Et parmi ceux qui y jouaient, il ne s’agissait pas toujours de jeux violents.

Après la fusillade à l'école primaire Sandy Hook en 2012, Wayne LaPierre, vice-président directeur du lobby américain des armes, la National Rifle Association, avait accusé les jeux vidéo d’avoir joué un rôle dans cette tragédie. Pourtant, souligne Christopher J. Ferguson, le jeu auquel le tireur semblait consacrer le plus de temps était un jeu de danse, intitulé Dance Dance Revolution.
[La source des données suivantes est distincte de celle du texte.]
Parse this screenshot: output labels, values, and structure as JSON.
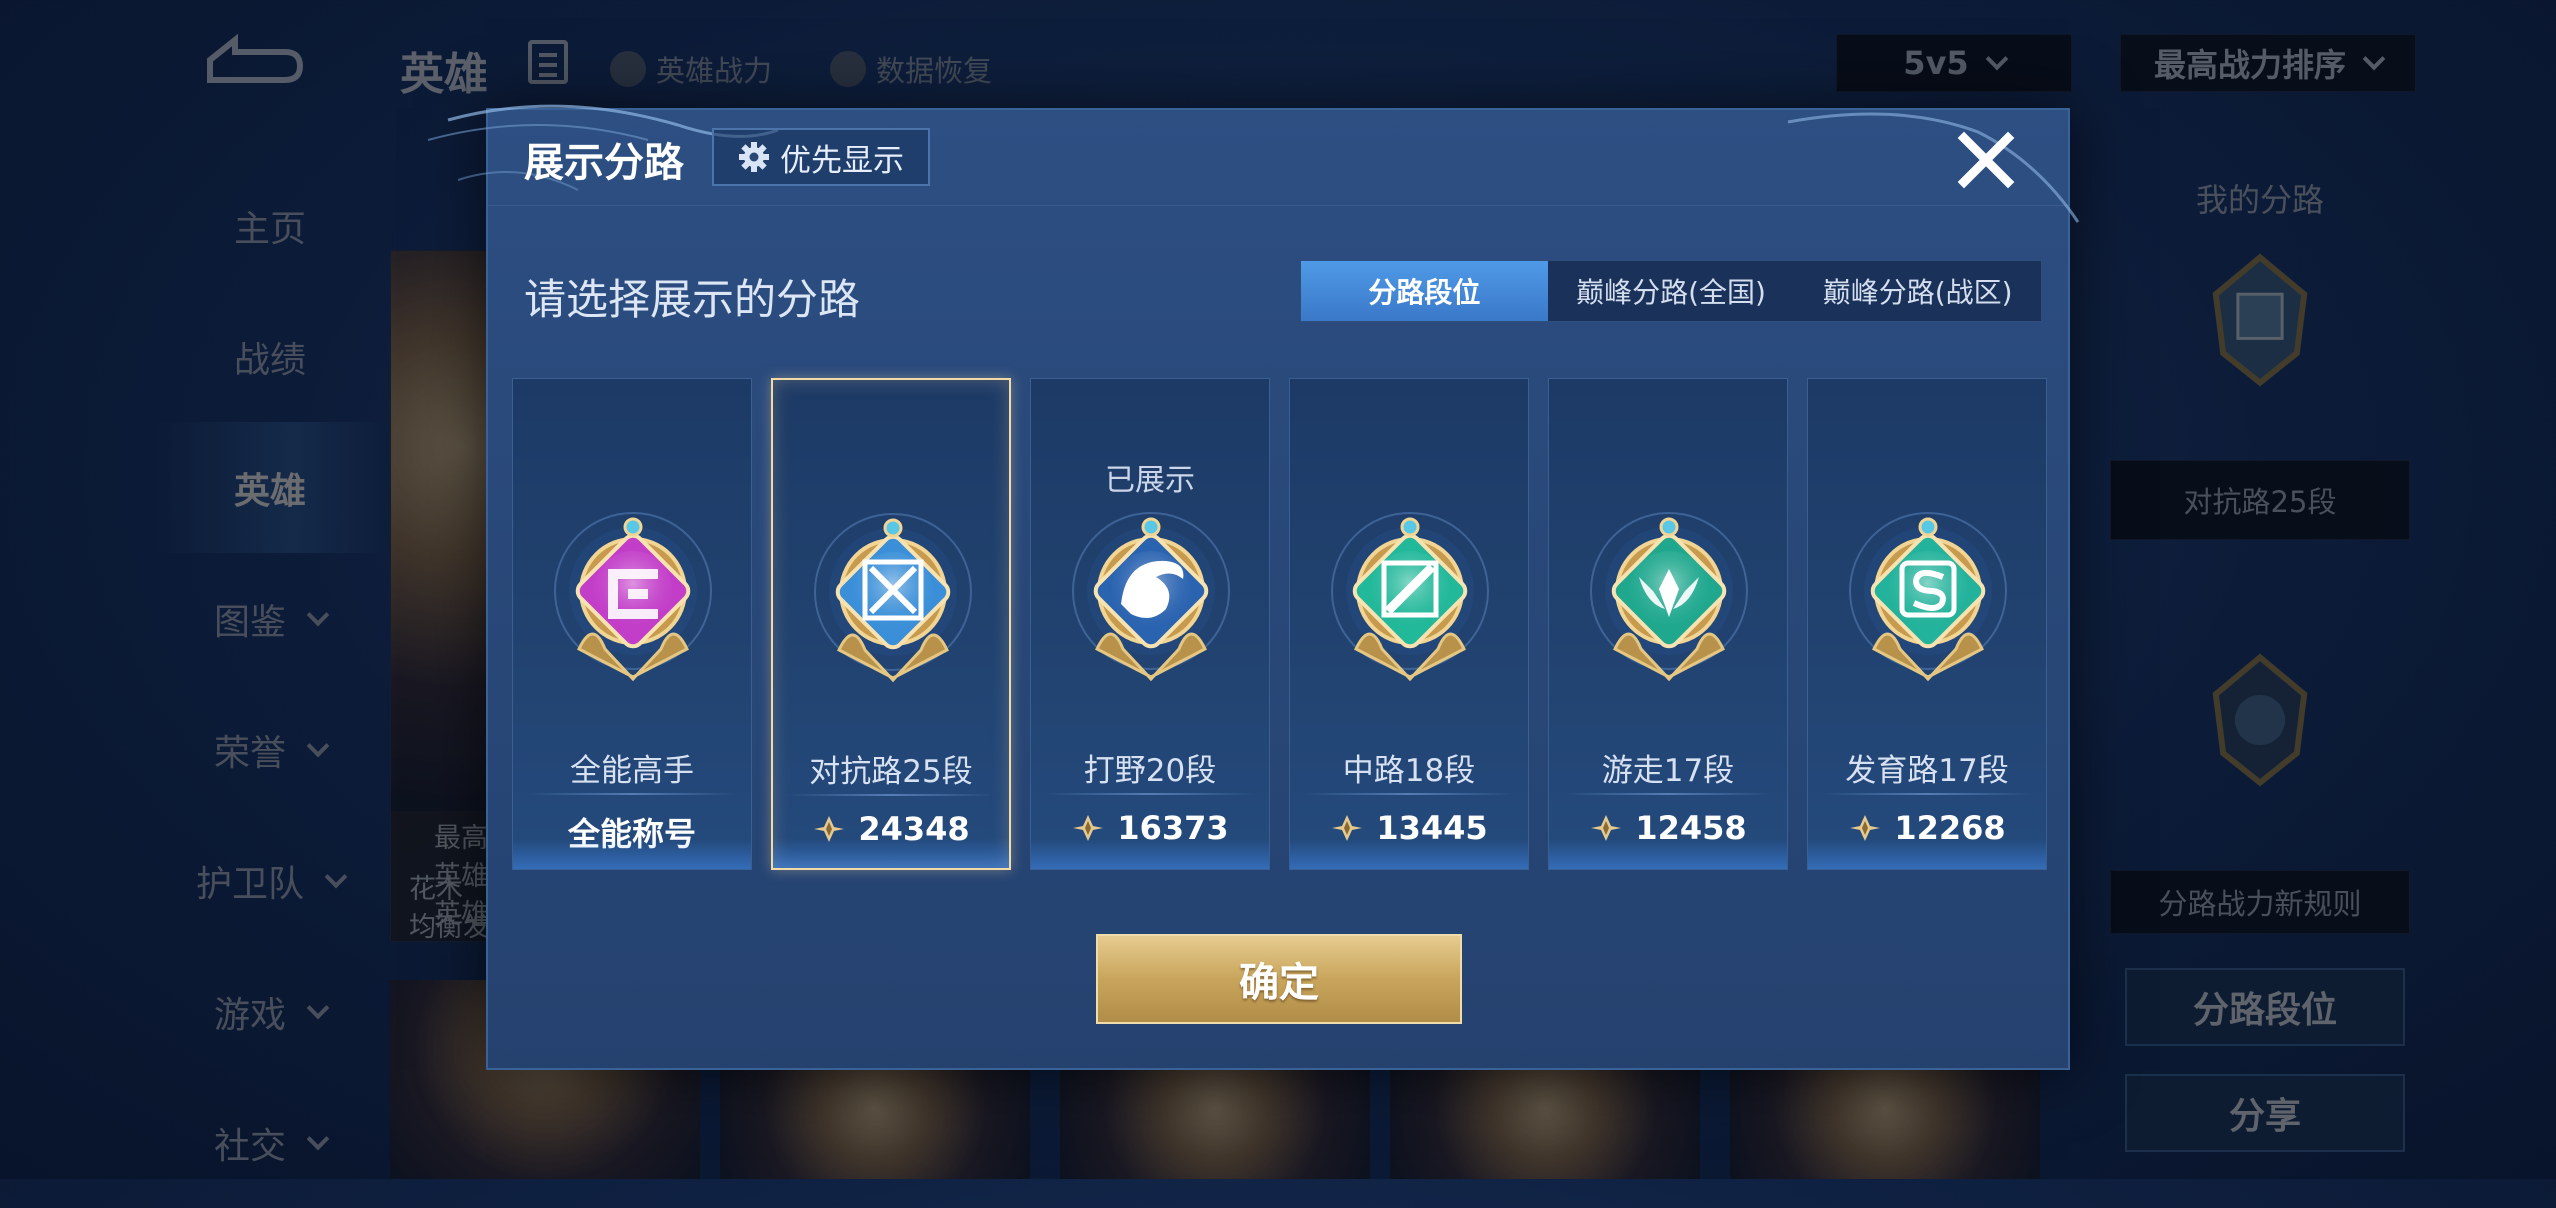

Quant à la fusillade de Virginia Tech en 2007, son auteur était un adepte de Sonic the Hedgehog, un jeu peu violent.

Des gens jouent au jeu « Dance Dance Revolution » lors de l'événement Electronic Entertainment Expo à Los Angeles.

Les auteurs de fusillades en milieu scolaire jouaient parfois à des jeux vidéo non violents, comme « Dance Dance Revolution ».

Photo : Getty Images / David McNew

Pour Christopher J. Ferguson, les reproches des politiciens esquivent les causes réelles de ces tragédies.

C’est une tentative de distraire les gens pour ne pas parler de contrôle des armes à feu ou d’inégalités sociales ou d’autres enjeux avec lesquels les politiciens ne sont pas à l’aise.

Christopher J. Ferguson, chercheur en psychologie, Université Stetson

Il croit que les critiques envers les jeux vidéo viennent du fait que cette culture est peu familière à la classe politique actuelle. Personne ne pense que la musique rock des années 1980 est un problème et personne ne pense que les bandes dessinées des années 1950 sont un problème. Mais à l’époque, les gens s’inquiétaient de ces choses, comme on s’inquiète des jeux vidéo aujourd’hui, indique M. Ferguson.